Opisthocoelicaudia skarzynskii was a 12 m-long (39 ft.) sauropod that was discovered in 1965 in the Nemegt Basin of the Gobi Desert of Mongolia by scientists from one of the numerous Polish-Mongolian Palaeontological Expeditions. The skeleton was missing the skull and neck vertebrae.
This dinosaur was a land dwelling animal that was able to bear the hot sub-tropical sun in the open, humid and seasonal bottomland forests that existed in Mongolia some 70 million years ago.
Opisthocoelicaudia was not described until 1977 and was at the time thought to be a type of camarasaur. Scientists now think it belongs to the group of sauropods called the titanosaurs. Its name, Opisthocoelicaudia, is derived from Greek and Latin words, and essentially means "hollow from behind tail". This refers to the type of the vertebrae in the front part of the tail, where the posterior end (facing rearward) of the vertebrae is concave in shape and the anterior end (facing forward) is convex. Opisthocoelicaudia skarzynskii is the only species in the genus.

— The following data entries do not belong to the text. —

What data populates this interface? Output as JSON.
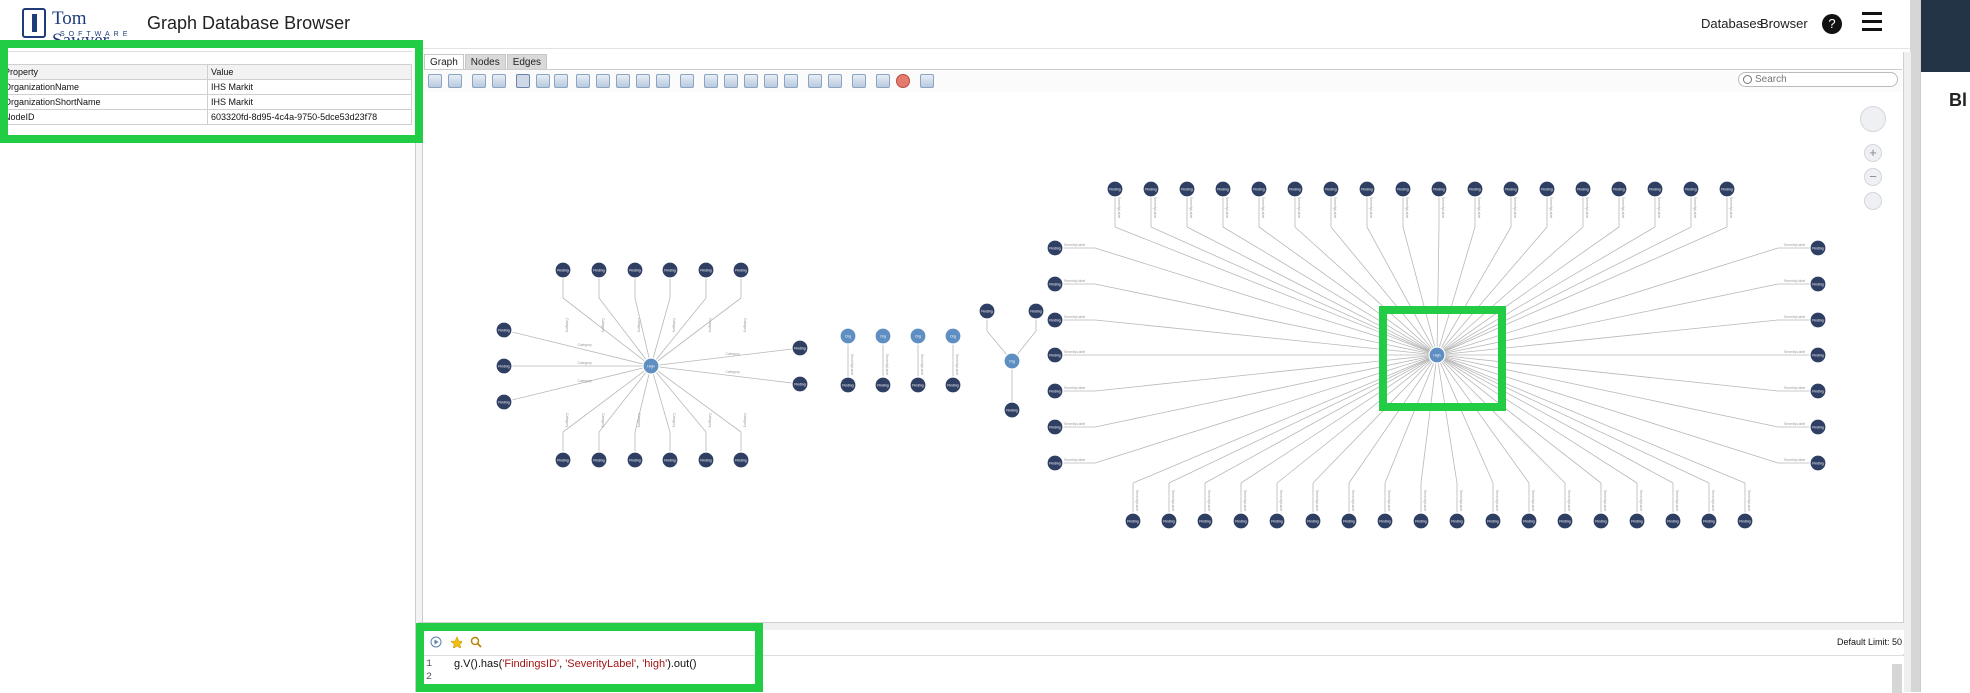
{
  "header": {
    "logo_brand": "Tom Sawyer",
    "logo_sub": "SOFTWARE",
    "title": "Graph Database Browser",
    "nav": [
      "Databases",
      "Browser"
    ],
    "help_label": "?"
  },
  "right_panel": {
    "text_fragment": "Bl"
  },
  "properties": {
    "headers": [
      "Property",
      "Value"
    ],
    "rows": [
      [
        "OrganizationName",
        "IHS Markit"
      ],
      [
        "OrganizationShortName",
        "IHS Markit"
      ],
      [
        "NodeID",
        "603320fd-8d95-4c4a-9750-5dce53d23f78"
      ]
    ]
  },
  "tabs": [
    "Graph",
    "Nodes",
    "Edges"
  ],
  "search": {
    "placeholder": "Search"
  },
  "graph": {
    "node_labels": {
      "finding": "Finding",
      "org": "Org",
      "center": "High"
    },
    "edge_labels": {
      "category": "Category",
      "severity": "SeverityLabel"
    },
    "colors": {
      "dark_node": "#2f3f63",
      "light_node": "#5f8fc2",
      "edge": "#b8b8b8"
    }
  },
  "query": {
    "default_limit": "Default Limit: 50",
    "line_numbers": [
      "1",
      "2"
    ],
    "code": {
      "prefix": "g.V().has(",
      "arg1": "'FindingsID'",
      "arg2": "'SeverityLabel'",
      "arg3": "'high'",
      "suffix": ").out()"
    }
  },
  "colors": {
    "highlight": "#22cc44",
    "accent_dark": "#243447"
  }
}
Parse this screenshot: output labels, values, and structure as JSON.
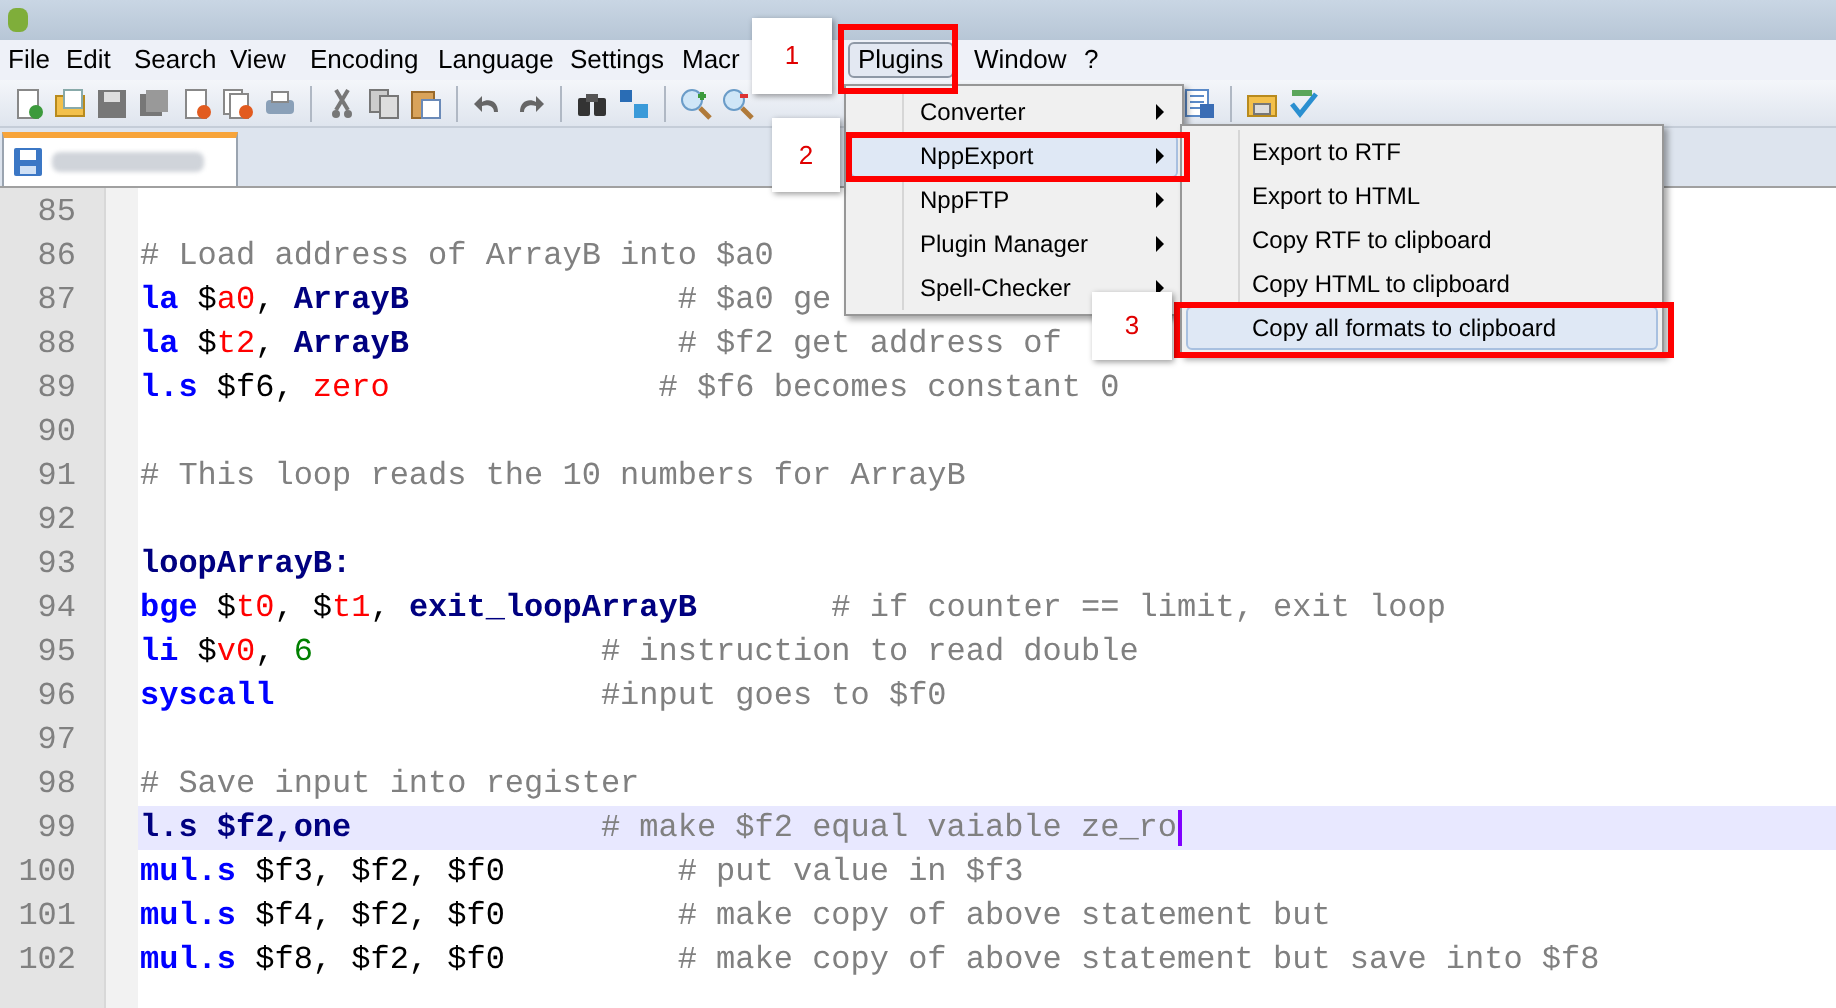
{
  "menu_bar": [
    {
      "label": "File",
      "selected": false
    },
    {
      "label": "Edit",
      "selected": false
    },
    {
      "label": "Search",
      "selected": false
    },
    {
      "label": "View",
      "selected": false
    },
    {
      "label": "Encoding",
      "selected": false
    },
    {
      "label": "Language",
      "selected": false
    },
    {
      "label": "Settings",
      "selected": false
    },
    {
      "label": "Macr",
      "selected": false
    },
    {
      "label": "Plugins",
      "selected": true
    },
    {
      "label": "Window",
      "selected": false
    },
    {
      "label": "?",
      "selected": false
    }
  ],
  "plugins_menu": [
    {
      "label": "Converter",
      "selected": false
    },
    {
      "label": "NppExport",
      "selected": true
    },
    {
      "label": "NppFTP",
      "selected": false
    },
    {
      "label": "Plugin Manager",
      "selected": false
    },
    {
      "label": "Spell-Checker",
      "selected": false
    }
  ],
  "nppexport_submenu": [
    {
      "label": "Export to RTF",
      "selected": false
    },
    {
      "label": "Export to HTML",
      "selected": false
    },
    {
      "label": "Copy RTF to clipboard",
      "selected": false
    },
    {
      "label": "Copy HTML to clipboard",
      "selected": false
    },
    {
      "label": "Copy all formats to clipboard",
      "selected": true
    }
  ],
  "callouts": [
    "1",
    "2",
    "3"
  ],
  "editor": {
    "lines": [
      {
        "number": "85",
        "current": false
      },
      {
        "number": "86",
        "current": false,
        "tokens": [
          {
            "kind": "comment",
            "text": "# Load address of ArrayB into $a0"
          }
        ]
      },
      {
        "number": "87",
        "current": false,
        "tokens": [
          {
            "kind": "instruction",
            "text": "la"
          },
          {
            "kind": "plain",
            "text": " $"
          },
          {
            "kind": "register",
            "text": "a0"
          },
          {
            "kind": "plain",
            "text": ", "
          },
          {
            "kind": "label",
            "text": "ArrayB"
          },
          {
            "kind": "comment",
            "text": "              # $a0 ge"
          }
        ]
      },
      {
        "number": "88",
        "current": false,
        "tokens": [
          {
            "kind": "instruction",
            "text": "la"
          },
          {
            "kind": "plain",
            "text": " $"
          },
          {
            "kind": "register",
            "text": "t2"
          },
          {
            "kind": "plain",
            "text": ", "
          },
          {
            "kind": "label",
            "text": "ArrayB"
          },
          {
            "kind": "comment",
            "text": "              # $f2 get address of"
          }
        ]
      },
      {
        "number": "89",
        "current": false,
        "tokens": [
          {
            "kind": "instruction",
            "text": "l.s"
          },
          {
            "kind": "plain",
            "text": " $f6, "
          },
          {
            "kind": "register",
            "text": "zero"
          },
          {
            "kind": "comment",
            "text": "              # $f6 becomes constant 0"
          }
        ]
      },
      {
        "number": "90",
        "current": false
      },
      {
        "number": "91",
        "current": false,
        "tokens": [
          {
            "kind": "comment",
            "text": "# This loop reads the 10 numbers for ArrayB"
          }
        ]
      },
      {
        "number": "92",
        "current": false
      },
      {
        "number": "93",
        "current": false,
        "tokens": [
          {
            "kind": "label",
            "text": "loopArrayB:"
          }
        ]
      },
      {
        "number": "94",
        "current": false,
        "tokens": [
          {
            "kind": "instruction",
            "text": "bge"
          },
          {
            "kind": "plain",
            "text": " $"
          },
          {
            "kind": "register",
            "text": "t0"
          },
          {
            "kind": "plain",
            "text": ", $"
          },
          {
            "kind": "register",
            "text": "t1"
          },
          {
            "kind": "plain",
            "text": ", "
          },
          {
            "kind": "label",
            "text": "exit_loopArrayB"
          },
          {
            "kind": "comment",
            "text": "       # if counter == limit, exit loop"
          }
        ]
      },
      {
        "number": "95",
        "current": false,
        "tokens": [
          {
            "kind": "instruction",
            "text": "li"
          },
          {
            "kind": "plain",
            "text": " $"
          },
          {
            "kind": "register",
            "text": "v0"
          },
          {
            "kind": "plain",
            "text": ", "
          },
          {
            "kind": "number",
            "text": "6"
          },
          {
            "kind": "comment",
            "text": "               # instruction to read double"
          }
        ]
      },
      {
        "number": "96",
        "current": false,
        "tokens": [
          {
            "kind": "instruction",
            "text": "syscall"
          },
          {
            "kind": "comment",
            "text": "                 #input goes to $f0"
          }
        ]
      },
      {
        "number": "97",
        "current": false
      },
      {
        "number": "98",
        "current": false,
        "tokens": [
          {
            "kind": "comment",
            "text": "# Save input into register"
          }
        ]
      },
      {
        "number": "99",
        "current": true,
        "tokens": [
          {
            "kind": "label",
            "text": "l.s $f2,one"
          },
          {
            "kind": "comment",
            "text": "             # make $f2 equal vaiable ze_ro"
          }
        ]
      },
      {
        "number": "100",
        "current": false,
        "tokens": [
          {
            "kind": "instruction",
            "text": "mul.s"
          },
          {
            "kind": "plain",
            "text": " $f3, $f2, $f0"
          },
          {
            "kind": "comment",
            "text": "         # put value in $f3"
          }
        ]
      },
      {
        "number": "101",
        "current": false,
        "tokens": [
          {
            "kind": "instruction",
            "text": "mul.s"
          },
          {
            "kind": "plain",
            "text": " $f4, $f2, $f0"
          },
          {
            "kind": "comment",
            "text": "         # make copy of above statement but"
          }
        ]
      },
      {
        "number": "102",
        "current": false,
        "tokens": [
          {
            "kind": "instruction",
            "text": "mul.s"
          },
          {
            "kind": "plain",
            "text": " $f8, $f2, $f0"
          },
          {
            "kind": "comment",
            "text": "         # make copy of above statement but save into $f8"
          }
        ]
      }
    ]
  }
}
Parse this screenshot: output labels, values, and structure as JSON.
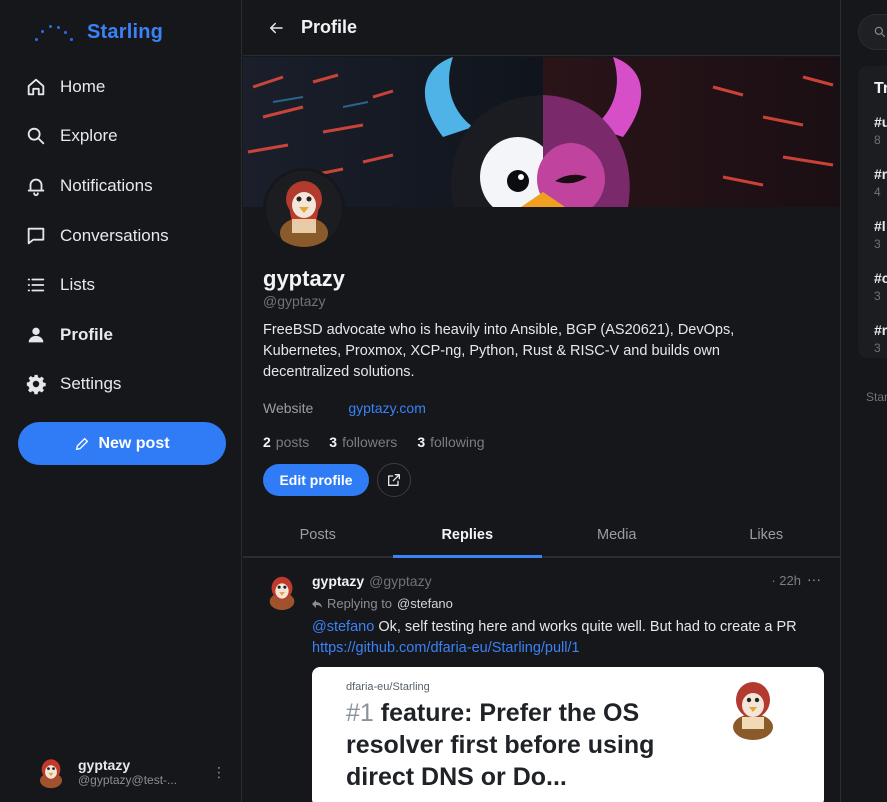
{
  "brand": {
    "name": "Starling"
  },
  "nav": {
    "items": [
      {
        "label": "Home",
        "icon": "home-icon"
      },
      {
        "label": "Explore",
        "icon": "search-icon"
      },
      {
        "label": "Notifications",
        "icon": "bell-icon"
      },
      {
        "label": "Conversations",
        "icon": "chat-icon"
      },
      {
        "label": "Lists",
        "icon": "list-icon"
      },
      {
        "label": "Profile",
        "icon": "person-icon",
        "active": true
      },
      {
        "label": "Settings",
        "icon": "gear-icon"
      }
    ],
    "new_post": "New post"
  },
  "account": {
    "name": "gyptazy",
    "handle": "@gyptazy@test-..."
  },
  "header": {
    "title": "Profile"
  },
  "profile": {
    "display_name": "gyptazy",
    "handle": "@gyptazy",
    "bio": "FreeBSD advocate who is heavily into Ansible, BGP (AS20621), DevOps, Kubernetes, Proxmox, XCP-ng, Python, Rust & RISC-V and builds own decentralized solutions.",
    "field_label": "Website",
    "field_value": "gyptazy.com",
    "stats": {
      "posts_count": "2",
      "posts_label": "posts",
      "followers_count": "3",
      "followers_label": "followers",
      "following_count": "3",
      "following_label": "following"
    },
    "edit_label": "Edit profile"
  },
  "tabs": [
    {
      "label": "Posts"
    },
    {
      "label": "Replies",
      "active": true
    },
    {
      "label": "Media"
    },
    {
      "label": "Likes"
    }
  ],
  "post": {
    "author": "gyptazy",
    "handle": "@gyptazy",
    "time": "· 22h",
    "menu": "···",
    "reply_prefix": "Replying to",
    "reply_to": "@stefano",
    "mention": "@stefano",
    "text": " Ok, self testing here and works quite well. But had to create a PR",
    "link": "https://github.com/dfaria-eu/Starling/pull/1",
    "card": {
      "repo": "dfaria-eu/Starling",
      "number": "#1",
      "title": " feature: Prefer the OS resolver first before using direct DNS or Do..."
    }
  },
  "right": {
    "trending_title": "Tr",
    "trends": [
      {
        "tag": "#u",
        "count": "8"
      },
      {
        "tag": "#r",
        "count": "4"
      },
      {
        "tag": "#l",
        "count": "3"
      },
      {
        "tag": "#c",
        "count": "3"
      },
      {
        "tag": "#r",
        "count": "3"
      }
    ],
    "footer": "Star"
  },
  "colors": {
    "accent": "#2f7cf6",
    "link": "#3b82f6",
    "background": "#16171b"
  }
}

Despite its enormous weight, which is estimated at about 30 t (33 tn.), Opisthocoelicaudia held its tail well off the ground when walking. It may have used its tail as a prop, thereby allowing it to rear up in a bipedal stance to browse high up in the tree crowns. Like most sauropods, it probably required up to hundreds of kilograms of forage on a daily basis to meet its nutritional requirements.